La crise ukrainienne intervient au moment où une autre adhésion à l’Union européenne désirée par les milieux atlantistes (mais pas seulement) fait débat. La question de la reconnaissance de Chypre est utilisée par les opposants à l’entrée d’Ankara pour tenter de bloquer l’ouverture des négociations le 3 octobre. En réaction, le groupe de presse du New York Times publie des textes favorables à cette adhésion.
Sa filiale européenne, l’International Herald Tribune publie deux textes encourageant une adhésion d’Ankara. Il ne s’agit pas d’un débat pour/contre, mais d’une répartition des arguments favorables à l’adhésion.
Le ministre britannique des Affaires étrangères, Jack Straw, utilise l’argumentaire classique dans les milieux atlantistes : la Turquie est un allié aussi essentiel dans la guerre au terrorisme qu’elle l’était durant la Guerre froide, il faut donc l’arrimer au camp occidental. S’appuyant sur les attentats d’Istanbul intervenus il y a presque deux ans, il suggère que si la ville a été visée par Al Qaïda, c’est que la Turquie est bien l’alliée de l’Occident. Il se montre également rassurant sur le plan économique : la Turquie est un pays en pleine croissance et son entrée dans l’Union européenne bénéficiera à tous. Une fois que la question militaire et économique a été abordée par le ministre de Tony Blair, le professeur, Soli Ozel, expert de Project Syndicate, milite pour l’entrée de son pays en se fondant sur l’argument de la démocratisation. Revenant sur le procès à venir de l’écrivain Orhan Pamuk, qui a dénoncé les massacres de Kurdes et d’Arméniens, il affirme que cette atteinte à la liberté d’expression ne doit pas être perçue hors du contexte turc. Certes, ce procès est condamnable, mais il est avant tout important de noter les évolutions du pays. Contrairement à quelques apparences et à ce que voudraient faire croire les adversaires à son adhésion, la Turquie se démocratise.

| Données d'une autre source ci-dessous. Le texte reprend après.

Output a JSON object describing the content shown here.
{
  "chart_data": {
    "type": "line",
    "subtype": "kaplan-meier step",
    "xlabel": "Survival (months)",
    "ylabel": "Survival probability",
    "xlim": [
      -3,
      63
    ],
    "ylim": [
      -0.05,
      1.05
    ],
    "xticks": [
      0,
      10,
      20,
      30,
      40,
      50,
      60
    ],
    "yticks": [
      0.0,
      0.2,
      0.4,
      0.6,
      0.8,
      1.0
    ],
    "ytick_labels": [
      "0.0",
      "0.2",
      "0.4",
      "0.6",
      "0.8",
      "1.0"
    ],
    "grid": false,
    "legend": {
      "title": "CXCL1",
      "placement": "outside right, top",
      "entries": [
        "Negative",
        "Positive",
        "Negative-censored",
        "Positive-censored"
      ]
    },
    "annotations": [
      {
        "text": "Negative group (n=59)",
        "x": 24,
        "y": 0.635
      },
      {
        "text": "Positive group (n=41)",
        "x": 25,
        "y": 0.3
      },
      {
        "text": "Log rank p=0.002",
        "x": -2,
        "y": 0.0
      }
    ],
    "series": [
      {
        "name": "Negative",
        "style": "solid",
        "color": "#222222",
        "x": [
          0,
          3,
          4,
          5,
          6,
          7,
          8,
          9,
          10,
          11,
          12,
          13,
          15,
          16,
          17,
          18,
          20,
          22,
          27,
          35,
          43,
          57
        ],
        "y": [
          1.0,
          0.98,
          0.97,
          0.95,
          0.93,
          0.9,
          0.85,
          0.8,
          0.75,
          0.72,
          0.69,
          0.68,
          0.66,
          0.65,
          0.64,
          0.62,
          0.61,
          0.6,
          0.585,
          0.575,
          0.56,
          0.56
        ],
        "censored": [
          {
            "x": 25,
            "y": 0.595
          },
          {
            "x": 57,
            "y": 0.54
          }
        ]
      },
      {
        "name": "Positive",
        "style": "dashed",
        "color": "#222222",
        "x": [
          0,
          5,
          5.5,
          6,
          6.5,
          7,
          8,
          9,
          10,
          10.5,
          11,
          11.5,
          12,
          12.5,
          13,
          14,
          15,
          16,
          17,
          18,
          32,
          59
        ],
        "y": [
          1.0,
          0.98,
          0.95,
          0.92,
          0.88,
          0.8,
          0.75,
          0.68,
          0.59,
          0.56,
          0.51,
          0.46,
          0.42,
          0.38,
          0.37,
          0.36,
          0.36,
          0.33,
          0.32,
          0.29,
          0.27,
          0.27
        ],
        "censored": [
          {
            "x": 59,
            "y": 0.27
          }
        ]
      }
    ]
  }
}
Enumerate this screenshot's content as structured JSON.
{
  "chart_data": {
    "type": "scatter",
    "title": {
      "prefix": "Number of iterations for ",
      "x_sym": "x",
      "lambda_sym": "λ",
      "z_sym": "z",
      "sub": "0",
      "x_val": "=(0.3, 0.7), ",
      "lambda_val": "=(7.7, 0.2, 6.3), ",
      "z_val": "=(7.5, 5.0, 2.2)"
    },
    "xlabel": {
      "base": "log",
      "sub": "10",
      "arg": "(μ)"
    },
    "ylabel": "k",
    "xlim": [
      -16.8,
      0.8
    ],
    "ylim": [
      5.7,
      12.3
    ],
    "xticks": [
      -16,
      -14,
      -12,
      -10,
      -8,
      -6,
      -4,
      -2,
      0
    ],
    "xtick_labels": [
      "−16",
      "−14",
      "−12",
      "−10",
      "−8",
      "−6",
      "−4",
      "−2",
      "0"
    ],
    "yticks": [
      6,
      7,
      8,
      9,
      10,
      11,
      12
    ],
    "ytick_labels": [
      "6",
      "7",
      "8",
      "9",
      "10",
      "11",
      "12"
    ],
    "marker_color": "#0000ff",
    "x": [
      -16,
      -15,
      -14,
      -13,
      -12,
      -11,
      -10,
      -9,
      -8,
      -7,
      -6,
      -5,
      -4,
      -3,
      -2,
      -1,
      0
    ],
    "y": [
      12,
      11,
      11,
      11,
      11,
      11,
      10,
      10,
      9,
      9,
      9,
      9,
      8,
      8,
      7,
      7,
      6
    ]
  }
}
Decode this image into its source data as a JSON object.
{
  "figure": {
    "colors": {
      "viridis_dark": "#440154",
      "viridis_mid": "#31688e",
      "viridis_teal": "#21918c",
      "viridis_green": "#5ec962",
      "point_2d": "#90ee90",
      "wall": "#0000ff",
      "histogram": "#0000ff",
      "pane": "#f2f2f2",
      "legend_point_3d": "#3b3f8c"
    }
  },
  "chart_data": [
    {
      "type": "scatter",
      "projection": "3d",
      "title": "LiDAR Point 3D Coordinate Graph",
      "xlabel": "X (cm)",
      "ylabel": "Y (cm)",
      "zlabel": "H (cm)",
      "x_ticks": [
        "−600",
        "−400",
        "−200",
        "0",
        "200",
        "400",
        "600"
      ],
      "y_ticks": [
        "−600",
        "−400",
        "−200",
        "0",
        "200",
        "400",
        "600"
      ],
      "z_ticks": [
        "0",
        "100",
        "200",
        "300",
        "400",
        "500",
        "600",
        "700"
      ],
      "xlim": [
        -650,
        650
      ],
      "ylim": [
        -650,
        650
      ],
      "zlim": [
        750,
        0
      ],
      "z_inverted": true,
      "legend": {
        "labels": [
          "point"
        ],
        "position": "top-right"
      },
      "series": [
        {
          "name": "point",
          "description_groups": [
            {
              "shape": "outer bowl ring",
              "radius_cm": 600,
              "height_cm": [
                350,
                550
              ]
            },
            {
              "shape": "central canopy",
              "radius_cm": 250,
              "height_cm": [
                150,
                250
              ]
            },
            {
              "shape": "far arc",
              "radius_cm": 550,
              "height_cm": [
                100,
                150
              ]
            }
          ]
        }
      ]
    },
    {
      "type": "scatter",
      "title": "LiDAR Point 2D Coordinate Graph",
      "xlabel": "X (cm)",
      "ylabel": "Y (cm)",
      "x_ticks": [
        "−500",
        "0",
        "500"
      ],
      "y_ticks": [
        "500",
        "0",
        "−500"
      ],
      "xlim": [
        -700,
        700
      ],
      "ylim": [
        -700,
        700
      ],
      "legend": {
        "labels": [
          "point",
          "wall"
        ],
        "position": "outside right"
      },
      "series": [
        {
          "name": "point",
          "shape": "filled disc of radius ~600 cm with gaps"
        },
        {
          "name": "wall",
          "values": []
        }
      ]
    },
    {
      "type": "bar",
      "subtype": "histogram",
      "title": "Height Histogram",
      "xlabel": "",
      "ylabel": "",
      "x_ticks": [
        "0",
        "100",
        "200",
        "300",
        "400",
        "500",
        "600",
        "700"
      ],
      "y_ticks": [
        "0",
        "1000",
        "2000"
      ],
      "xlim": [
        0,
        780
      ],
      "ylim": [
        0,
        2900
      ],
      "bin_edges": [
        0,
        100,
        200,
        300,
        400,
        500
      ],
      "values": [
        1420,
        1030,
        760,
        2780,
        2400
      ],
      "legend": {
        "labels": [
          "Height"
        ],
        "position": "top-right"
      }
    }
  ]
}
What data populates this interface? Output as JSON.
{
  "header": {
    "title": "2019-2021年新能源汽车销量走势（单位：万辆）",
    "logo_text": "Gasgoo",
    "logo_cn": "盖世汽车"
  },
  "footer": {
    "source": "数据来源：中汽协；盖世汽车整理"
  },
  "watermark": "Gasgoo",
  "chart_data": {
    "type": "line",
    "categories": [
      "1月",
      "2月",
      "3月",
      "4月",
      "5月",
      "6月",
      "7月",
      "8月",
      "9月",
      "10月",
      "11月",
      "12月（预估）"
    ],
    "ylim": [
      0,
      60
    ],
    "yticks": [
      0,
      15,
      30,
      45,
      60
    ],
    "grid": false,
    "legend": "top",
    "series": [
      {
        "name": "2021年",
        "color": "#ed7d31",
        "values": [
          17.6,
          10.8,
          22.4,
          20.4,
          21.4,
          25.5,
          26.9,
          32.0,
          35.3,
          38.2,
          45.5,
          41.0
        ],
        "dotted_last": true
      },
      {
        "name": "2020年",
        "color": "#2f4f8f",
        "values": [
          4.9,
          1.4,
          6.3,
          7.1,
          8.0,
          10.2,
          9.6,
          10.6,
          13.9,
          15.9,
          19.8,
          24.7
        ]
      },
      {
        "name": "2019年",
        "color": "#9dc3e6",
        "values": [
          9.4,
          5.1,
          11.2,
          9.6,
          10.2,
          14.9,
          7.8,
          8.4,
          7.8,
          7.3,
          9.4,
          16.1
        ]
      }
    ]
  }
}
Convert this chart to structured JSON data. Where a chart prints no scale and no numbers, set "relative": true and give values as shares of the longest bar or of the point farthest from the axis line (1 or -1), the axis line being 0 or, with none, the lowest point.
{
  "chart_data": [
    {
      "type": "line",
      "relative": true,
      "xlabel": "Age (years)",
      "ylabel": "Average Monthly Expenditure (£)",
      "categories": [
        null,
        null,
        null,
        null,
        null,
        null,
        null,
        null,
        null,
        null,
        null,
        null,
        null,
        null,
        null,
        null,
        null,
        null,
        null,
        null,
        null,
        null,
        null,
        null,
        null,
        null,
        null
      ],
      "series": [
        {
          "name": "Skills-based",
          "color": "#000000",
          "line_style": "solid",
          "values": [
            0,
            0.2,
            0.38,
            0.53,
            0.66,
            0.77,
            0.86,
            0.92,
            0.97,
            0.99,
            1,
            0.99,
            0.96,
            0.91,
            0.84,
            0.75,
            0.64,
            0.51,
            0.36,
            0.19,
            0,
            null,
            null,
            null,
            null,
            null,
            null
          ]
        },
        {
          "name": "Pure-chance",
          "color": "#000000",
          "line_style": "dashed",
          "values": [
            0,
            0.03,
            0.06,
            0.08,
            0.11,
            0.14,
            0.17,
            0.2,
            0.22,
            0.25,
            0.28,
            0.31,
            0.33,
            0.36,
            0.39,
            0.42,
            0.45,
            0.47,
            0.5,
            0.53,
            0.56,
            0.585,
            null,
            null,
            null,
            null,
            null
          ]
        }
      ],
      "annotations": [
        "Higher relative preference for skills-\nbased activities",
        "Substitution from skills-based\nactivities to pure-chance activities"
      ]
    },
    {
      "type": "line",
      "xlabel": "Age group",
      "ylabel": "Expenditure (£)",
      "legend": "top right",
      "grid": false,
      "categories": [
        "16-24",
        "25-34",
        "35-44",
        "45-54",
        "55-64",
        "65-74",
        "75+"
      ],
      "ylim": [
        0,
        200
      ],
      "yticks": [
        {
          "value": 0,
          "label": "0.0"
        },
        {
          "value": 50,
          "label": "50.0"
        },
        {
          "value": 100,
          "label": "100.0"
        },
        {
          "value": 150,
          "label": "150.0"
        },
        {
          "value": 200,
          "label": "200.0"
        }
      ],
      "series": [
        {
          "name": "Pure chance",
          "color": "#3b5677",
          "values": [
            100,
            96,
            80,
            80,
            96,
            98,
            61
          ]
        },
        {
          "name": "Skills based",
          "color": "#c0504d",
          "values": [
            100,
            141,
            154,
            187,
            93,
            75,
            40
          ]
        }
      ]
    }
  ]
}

Dans le Daily Star, filiale proche-orientale de l’International Herald Tribune, le professeur Duygu Bazoglu Sezer va dans le sens de son collègue, Soli Ozel. Il rappelle que si la Turquie n’est pas encore une démocratie libérale aboutie, elle est en train d’en prendre la direction. L’autoritarisme reproché au pouvoir turc n’est qu’un reste finissant de la révolution kémaliste, phase autoritaire mais nécessaire vers l’occidentalisation du pays.